The prolific director’s fury is at a full boil in his NBC News documentary Separated, which is now getting a fall festival showcase. Examining the border policy of family separations, Morris rips into the xenophobes who stealthily crafted it, the unqualified bureaucrats who set it in motion and the paranoid climate that could allow it to resurface depending on how the November election goes.
What Separated needs, though, is a little touch of the old Errol Morris. The film replaces the voices of the actual people impacted by the family separation policy with generic composite characters who exist only in sterilized reenactments. It plays solidly to the head, but misses the heart and soul entirely.

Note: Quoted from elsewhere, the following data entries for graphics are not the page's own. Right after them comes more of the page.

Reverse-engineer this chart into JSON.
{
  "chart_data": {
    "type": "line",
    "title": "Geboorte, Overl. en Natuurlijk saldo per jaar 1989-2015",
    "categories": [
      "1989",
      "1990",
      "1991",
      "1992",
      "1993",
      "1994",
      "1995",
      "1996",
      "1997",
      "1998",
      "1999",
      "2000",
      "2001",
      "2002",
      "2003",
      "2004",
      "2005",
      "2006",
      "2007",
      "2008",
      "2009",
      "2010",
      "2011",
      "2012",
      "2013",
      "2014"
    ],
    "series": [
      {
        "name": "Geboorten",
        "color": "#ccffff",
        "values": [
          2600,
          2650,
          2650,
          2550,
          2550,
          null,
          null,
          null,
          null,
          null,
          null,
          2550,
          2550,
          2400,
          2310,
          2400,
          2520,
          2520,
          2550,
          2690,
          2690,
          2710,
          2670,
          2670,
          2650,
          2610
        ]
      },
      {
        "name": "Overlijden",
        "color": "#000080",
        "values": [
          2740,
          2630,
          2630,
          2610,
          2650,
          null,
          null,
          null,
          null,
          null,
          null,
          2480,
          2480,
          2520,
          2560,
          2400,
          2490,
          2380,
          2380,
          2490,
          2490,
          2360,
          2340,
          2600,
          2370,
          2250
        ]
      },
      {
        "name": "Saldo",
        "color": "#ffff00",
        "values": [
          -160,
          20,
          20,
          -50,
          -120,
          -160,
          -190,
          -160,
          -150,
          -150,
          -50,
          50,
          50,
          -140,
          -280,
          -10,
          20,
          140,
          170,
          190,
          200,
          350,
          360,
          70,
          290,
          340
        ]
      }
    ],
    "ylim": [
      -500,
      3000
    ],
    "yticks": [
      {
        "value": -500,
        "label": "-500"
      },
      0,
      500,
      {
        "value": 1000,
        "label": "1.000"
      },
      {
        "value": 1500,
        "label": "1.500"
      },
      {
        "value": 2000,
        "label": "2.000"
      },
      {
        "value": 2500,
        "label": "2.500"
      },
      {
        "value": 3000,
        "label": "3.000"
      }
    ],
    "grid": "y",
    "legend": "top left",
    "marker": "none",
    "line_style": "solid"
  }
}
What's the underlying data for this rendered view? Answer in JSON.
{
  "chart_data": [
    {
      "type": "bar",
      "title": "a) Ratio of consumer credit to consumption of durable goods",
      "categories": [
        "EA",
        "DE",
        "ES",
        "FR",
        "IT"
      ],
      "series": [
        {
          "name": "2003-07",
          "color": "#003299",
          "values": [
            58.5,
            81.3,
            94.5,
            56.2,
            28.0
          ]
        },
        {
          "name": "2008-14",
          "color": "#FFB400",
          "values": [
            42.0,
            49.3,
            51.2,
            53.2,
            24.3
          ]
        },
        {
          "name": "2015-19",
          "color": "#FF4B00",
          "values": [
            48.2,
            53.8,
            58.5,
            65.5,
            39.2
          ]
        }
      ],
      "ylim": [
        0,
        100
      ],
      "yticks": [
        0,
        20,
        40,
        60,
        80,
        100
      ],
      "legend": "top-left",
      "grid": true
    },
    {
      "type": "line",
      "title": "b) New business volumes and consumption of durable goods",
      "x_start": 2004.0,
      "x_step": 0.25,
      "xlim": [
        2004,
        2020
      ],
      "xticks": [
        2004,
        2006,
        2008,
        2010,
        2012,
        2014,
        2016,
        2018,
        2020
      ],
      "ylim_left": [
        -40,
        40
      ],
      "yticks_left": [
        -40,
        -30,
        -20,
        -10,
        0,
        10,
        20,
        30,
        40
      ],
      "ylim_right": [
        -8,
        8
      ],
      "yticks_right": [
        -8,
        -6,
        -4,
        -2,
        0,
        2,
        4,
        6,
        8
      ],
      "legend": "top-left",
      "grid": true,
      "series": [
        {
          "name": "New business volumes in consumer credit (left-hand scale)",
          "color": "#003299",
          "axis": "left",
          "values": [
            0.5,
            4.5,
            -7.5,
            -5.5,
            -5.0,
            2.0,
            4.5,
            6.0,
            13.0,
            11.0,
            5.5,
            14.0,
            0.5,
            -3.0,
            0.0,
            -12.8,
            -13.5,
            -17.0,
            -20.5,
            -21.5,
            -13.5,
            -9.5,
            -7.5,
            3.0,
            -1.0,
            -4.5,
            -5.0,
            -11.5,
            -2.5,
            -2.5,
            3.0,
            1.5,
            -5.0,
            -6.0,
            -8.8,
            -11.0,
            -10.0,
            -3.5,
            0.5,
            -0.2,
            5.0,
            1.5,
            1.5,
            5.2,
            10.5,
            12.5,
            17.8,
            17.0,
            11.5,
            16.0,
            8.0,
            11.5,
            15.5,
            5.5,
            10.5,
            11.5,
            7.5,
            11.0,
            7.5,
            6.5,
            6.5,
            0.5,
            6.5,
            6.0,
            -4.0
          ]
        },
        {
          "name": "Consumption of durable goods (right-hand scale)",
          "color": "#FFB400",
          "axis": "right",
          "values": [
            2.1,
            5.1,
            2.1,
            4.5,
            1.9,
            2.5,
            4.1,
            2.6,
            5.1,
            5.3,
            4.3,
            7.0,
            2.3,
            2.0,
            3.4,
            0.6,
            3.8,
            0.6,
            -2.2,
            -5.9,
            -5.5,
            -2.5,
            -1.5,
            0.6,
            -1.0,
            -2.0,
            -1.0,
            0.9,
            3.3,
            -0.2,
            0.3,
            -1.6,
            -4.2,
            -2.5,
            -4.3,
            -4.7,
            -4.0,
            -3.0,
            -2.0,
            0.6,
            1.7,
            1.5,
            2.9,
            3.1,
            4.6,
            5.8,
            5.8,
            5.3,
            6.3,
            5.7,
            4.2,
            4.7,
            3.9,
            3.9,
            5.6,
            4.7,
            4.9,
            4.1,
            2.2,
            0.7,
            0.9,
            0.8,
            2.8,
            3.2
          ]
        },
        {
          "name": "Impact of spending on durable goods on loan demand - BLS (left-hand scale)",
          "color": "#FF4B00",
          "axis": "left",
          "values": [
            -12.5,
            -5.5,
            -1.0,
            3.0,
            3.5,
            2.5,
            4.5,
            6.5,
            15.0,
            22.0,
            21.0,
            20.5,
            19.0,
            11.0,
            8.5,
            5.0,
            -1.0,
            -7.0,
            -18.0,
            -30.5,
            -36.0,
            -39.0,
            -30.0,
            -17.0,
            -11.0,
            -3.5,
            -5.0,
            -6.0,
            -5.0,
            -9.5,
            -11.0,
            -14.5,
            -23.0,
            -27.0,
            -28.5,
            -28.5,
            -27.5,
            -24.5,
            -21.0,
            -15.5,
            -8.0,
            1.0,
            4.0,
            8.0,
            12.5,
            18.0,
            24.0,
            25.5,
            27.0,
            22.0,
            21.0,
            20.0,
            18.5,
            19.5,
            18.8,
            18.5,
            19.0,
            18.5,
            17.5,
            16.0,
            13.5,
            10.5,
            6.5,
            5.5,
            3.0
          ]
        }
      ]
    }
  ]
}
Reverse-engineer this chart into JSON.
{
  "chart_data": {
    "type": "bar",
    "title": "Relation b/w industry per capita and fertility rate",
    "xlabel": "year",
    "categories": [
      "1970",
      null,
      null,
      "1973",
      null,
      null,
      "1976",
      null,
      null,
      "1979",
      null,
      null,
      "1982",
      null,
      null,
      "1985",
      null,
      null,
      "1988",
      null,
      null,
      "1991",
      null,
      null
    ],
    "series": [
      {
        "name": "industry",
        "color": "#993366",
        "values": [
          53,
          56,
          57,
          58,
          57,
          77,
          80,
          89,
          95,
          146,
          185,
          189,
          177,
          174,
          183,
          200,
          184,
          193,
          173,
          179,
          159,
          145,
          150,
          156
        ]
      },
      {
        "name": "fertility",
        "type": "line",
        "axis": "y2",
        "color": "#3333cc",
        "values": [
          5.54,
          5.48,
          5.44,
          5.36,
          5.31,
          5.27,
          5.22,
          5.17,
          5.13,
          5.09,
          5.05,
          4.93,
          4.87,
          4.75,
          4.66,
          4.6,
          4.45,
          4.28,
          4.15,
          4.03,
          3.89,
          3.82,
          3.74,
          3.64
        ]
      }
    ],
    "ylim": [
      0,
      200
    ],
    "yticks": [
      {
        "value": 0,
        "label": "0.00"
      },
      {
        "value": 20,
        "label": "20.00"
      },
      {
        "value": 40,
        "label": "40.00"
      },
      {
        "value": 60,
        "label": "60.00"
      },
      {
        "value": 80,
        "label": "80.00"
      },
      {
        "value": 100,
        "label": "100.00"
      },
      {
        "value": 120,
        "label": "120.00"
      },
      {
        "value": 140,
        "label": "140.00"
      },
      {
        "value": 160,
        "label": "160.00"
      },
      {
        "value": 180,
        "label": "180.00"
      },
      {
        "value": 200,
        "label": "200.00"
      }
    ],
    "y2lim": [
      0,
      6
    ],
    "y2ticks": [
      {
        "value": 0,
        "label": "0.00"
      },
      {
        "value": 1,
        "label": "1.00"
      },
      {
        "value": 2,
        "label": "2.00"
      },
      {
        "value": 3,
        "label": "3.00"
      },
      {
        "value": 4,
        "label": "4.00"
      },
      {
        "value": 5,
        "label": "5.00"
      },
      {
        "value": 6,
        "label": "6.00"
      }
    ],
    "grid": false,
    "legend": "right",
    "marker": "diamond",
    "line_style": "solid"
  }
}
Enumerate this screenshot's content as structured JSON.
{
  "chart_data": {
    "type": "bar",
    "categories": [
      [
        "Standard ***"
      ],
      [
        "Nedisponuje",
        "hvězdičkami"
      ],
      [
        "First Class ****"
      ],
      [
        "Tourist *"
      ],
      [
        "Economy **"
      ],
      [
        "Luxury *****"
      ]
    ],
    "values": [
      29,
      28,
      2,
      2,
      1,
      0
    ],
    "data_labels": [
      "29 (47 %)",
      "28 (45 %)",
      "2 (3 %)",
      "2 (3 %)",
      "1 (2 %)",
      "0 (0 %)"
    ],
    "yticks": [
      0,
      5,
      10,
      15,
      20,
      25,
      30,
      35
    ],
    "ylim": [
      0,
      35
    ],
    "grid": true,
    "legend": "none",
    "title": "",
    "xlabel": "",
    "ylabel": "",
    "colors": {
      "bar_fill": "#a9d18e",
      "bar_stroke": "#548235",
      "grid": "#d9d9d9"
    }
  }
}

Adapting the book by NBC News’ Jacob Soboroff, Morris is careful to emphasize that as much as Donald Trump and Stephen Miller might be the heavies of the piece, the general inhumanity of our border policy has existed for decades regardless of the party in power. Still, he’s equally careful to distinguish between the stumbling blocks imposed by previous (and subsequent) administrations and what was rolled out during the Trump presidency.
Morris builds his timeline and his case convincingly enough that you won’t fret that he’s a couple of years behind on the reporting for this particular story, previously chronicled in Soboroff’s 2020 book and multiple documentaries and docuseries.
Morris, frequently presented as an off-camera voice, calls the de-parented children “state-created orphans” and includes footage from David Lean’s Oliver Twist for good measure.
“Harm to the children was part of the point,” White laments, echoing claims by most of the career administrators who agreed to Morris’ typically impeccable Interrotron treatment.
To nobody’s surprise, Miller wouldn’t sit down for interviews. Nor would Trump or former Homeland Security Secretary Kirstjen Nielsen. They all look horrible here, but it’s hard to imagine them caring. (Elaine Duke, Nielsen’s predecessor in an “acting” capacity, is present mostly to confess that she was relieved she didn’t get the full-time gig.)